Considering the aforementioned discussion, the goal state is kept empty. Also, a max- imisation plan metric is applied in the problem instance to obtain the complete set of actions or those with the highest accumulative-weight value in the specified planning time. As the PDDL does not allow more than one metrics in a single problem instance, we have used the sum of counter, temporal-association accuracy and causal rank as an accumulative-weight. A combination of empty goal state and maximisation metric enables the planning algorithm to explore all possibilities with respect to initial state and find a quality solution. The planning algorithm will seek for the maximum total accumulative-weight value of a plan, which is the sum of accumulative-weight of each chosen action. In other words, the planning algorithm will choose the maximum number of actions that have relatively higher accumulative values, hence finding an accurate and complete plan solution for a given problem.
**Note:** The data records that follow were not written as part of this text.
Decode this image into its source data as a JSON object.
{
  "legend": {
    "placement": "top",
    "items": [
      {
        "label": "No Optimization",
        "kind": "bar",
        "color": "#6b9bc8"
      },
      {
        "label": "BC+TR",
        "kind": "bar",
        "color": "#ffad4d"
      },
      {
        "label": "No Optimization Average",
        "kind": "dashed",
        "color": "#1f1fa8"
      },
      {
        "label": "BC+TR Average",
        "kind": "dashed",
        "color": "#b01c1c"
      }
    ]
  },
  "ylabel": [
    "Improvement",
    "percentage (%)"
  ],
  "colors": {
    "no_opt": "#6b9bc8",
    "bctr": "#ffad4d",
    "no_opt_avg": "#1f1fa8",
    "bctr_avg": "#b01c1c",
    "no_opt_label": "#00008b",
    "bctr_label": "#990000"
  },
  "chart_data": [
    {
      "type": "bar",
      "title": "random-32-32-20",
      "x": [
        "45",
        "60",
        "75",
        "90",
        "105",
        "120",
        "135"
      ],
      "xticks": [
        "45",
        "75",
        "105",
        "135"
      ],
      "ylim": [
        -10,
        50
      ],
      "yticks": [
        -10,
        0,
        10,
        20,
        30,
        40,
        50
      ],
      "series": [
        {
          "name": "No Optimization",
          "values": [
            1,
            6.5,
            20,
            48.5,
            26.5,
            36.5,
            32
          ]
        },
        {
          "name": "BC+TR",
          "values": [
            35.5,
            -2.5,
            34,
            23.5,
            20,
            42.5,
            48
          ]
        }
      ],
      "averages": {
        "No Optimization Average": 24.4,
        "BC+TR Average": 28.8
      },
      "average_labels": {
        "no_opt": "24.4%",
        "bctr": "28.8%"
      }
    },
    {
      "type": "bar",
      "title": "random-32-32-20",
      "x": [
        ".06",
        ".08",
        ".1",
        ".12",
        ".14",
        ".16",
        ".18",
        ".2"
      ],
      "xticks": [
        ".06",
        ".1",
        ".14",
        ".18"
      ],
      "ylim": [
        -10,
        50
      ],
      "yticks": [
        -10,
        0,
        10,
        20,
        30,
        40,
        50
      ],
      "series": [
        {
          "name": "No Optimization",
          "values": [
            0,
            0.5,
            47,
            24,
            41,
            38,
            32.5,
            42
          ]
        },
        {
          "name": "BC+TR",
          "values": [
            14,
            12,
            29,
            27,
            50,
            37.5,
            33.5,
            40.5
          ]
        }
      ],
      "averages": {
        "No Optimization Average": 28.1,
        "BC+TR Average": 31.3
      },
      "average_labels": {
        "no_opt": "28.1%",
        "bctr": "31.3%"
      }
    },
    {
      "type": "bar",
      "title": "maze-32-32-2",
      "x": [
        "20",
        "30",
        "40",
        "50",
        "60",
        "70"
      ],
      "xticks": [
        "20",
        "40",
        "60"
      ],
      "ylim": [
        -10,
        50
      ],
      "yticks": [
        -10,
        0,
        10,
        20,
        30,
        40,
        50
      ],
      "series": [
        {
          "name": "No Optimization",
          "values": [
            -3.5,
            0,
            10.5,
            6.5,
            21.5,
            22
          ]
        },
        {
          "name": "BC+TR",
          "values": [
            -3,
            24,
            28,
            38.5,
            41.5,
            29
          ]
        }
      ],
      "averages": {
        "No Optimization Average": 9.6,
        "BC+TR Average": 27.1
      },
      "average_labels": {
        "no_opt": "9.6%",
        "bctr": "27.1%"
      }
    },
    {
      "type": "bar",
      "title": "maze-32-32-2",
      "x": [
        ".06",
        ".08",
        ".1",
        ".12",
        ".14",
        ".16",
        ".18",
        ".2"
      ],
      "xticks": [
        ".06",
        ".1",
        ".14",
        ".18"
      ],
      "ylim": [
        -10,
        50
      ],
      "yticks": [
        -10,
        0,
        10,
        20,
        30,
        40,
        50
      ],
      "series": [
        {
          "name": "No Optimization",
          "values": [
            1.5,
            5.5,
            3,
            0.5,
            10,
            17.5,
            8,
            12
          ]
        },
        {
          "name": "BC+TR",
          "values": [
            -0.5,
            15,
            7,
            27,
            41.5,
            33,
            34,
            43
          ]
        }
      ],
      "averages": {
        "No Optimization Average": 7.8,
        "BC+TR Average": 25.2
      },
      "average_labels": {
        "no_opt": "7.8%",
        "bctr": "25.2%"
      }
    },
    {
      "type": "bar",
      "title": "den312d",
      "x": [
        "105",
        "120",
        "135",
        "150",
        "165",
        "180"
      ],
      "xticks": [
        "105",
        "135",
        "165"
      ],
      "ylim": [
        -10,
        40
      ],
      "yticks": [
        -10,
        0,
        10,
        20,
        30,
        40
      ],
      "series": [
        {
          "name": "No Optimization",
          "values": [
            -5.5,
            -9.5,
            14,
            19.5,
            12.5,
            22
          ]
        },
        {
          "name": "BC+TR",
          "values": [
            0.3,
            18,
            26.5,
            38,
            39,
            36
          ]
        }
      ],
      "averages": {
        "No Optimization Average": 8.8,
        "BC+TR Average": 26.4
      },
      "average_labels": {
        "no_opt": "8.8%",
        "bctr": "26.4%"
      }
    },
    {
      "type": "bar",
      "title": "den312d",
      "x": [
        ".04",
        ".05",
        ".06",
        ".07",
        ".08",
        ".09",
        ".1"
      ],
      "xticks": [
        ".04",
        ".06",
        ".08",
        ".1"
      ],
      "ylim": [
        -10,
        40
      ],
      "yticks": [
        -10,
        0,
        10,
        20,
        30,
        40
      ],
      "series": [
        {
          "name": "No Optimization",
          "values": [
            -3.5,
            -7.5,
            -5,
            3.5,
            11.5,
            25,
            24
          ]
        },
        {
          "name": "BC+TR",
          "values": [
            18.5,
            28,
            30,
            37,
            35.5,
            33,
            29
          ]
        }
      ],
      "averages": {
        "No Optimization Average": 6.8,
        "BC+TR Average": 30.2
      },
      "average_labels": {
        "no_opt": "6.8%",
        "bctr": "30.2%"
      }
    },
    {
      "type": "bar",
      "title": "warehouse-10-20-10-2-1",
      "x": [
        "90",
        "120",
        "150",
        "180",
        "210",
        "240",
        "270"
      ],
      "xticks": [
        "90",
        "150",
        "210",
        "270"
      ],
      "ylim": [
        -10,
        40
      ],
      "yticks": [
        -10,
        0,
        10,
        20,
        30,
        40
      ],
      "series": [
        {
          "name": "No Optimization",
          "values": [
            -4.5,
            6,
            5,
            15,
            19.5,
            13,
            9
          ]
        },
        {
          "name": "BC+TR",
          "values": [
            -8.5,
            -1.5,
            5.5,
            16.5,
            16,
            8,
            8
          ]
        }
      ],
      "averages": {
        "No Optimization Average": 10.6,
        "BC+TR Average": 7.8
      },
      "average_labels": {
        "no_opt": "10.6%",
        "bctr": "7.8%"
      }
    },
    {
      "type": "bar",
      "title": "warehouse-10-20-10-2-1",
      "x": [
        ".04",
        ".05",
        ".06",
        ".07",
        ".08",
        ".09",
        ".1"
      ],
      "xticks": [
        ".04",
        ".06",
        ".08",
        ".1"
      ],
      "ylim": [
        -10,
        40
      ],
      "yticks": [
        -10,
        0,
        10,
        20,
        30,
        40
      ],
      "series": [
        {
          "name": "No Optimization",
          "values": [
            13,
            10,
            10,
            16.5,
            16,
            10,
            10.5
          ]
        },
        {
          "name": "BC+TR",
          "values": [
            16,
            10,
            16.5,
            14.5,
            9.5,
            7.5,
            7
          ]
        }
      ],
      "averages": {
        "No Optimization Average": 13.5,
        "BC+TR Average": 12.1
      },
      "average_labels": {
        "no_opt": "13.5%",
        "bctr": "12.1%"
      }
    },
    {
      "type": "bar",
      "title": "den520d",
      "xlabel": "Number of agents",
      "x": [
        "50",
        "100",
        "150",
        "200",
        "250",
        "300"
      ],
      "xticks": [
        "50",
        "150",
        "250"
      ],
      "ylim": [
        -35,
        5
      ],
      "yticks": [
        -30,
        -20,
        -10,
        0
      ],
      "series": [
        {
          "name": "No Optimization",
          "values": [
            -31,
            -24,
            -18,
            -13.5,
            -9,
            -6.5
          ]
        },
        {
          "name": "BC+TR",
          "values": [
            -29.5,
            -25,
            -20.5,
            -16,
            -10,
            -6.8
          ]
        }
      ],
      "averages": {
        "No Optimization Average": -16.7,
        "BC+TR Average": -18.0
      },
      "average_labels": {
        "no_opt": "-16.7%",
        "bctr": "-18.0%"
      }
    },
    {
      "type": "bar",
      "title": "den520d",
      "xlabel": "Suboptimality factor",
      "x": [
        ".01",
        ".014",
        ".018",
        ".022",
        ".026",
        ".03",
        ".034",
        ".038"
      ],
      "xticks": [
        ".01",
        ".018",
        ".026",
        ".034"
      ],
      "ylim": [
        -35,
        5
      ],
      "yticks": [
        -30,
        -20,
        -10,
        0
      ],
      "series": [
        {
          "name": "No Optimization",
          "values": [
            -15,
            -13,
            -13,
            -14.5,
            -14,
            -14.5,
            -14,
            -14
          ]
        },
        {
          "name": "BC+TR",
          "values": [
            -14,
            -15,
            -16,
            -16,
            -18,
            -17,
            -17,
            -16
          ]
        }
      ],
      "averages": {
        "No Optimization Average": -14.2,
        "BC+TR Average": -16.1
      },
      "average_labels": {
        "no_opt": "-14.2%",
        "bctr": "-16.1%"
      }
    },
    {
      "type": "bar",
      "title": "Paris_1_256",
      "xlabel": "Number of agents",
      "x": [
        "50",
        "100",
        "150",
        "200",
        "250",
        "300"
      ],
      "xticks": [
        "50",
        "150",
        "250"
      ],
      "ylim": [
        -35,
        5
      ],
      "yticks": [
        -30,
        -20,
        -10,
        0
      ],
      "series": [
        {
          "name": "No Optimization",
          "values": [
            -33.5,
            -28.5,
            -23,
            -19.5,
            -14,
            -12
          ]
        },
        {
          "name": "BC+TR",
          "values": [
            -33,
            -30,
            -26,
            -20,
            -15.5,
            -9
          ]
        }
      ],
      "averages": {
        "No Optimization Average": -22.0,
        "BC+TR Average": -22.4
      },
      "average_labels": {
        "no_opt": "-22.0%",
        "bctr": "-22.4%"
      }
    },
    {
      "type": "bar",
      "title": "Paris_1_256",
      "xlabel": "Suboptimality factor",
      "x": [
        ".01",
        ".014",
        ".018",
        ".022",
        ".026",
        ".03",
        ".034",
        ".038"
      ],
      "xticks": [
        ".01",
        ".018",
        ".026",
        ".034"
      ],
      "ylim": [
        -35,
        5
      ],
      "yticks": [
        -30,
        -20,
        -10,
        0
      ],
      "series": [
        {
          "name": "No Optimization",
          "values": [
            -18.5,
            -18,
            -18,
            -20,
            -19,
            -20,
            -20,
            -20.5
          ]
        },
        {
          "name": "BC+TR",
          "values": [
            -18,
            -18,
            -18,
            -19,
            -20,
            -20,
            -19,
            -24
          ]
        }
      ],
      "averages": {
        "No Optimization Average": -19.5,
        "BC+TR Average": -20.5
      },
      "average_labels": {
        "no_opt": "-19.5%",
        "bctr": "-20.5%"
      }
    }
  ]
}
(define (problem Problem-EventRelations--1) (:domain EventRelations--1) (:objects Test1 - DisplayName NULL - HomeDirectory NULL - HomePath DS - ObjectServer O 1794 - PasswordLastSet SeTcbPrivilege - PrivilegeList 0x238 - ProcessId C:\Windows\System32\lsass.exe - ProcessName NULL - ProfilePath test1@local - SamAccountName NULL - ScriptPath WORKGROUP - SubjectDomainName O 0x3e7 O 0x105f5 - SubjectLogonId IE8SAAD$ IEUser1 - SubjectUserName S 1 5 18 S 1 5 19 - SubjectUserSid IE8Win7 - TargetDomainName S 1 5 32 - TargetSid Administrators - TargetUserName NULL - UserWorkstations ) (:init (= (accumulative-weight) 0)

(e 4720 Test1, NULL, NULL, O 1794, NULL, test1@local, NULL, WORKGROUP, O 0x105f5, IE8SAAD$, S 1 5 18, IE8Win7, S 1 5 32, Administrators, NULL)

. . .

(:goal (and ) )

(:metric maximize (accumulative-weight)) )

Figure 4.3: An example of problem instance generated automatically from a machine that has poor security configurations

4.3.3.4 Problem Instance Example

A problem instance from a live system is presented in Figure4.3. It was extracted from a machine having poor security configurations. Every object is assigned to a type, for example, Test1 - DisplayName represents an object Test1, which is of DisplayName type. Same goes for the WORKGROUP - SubjectDomainName, where domain name of underlying subject is WORKGOUP. The initial state is comprised of the grounded predicates, and the goal is not explicitly specified. The accumulative-weight value is initialised with zero and will be incremented (to maximum extent) according to the execution of domain actions.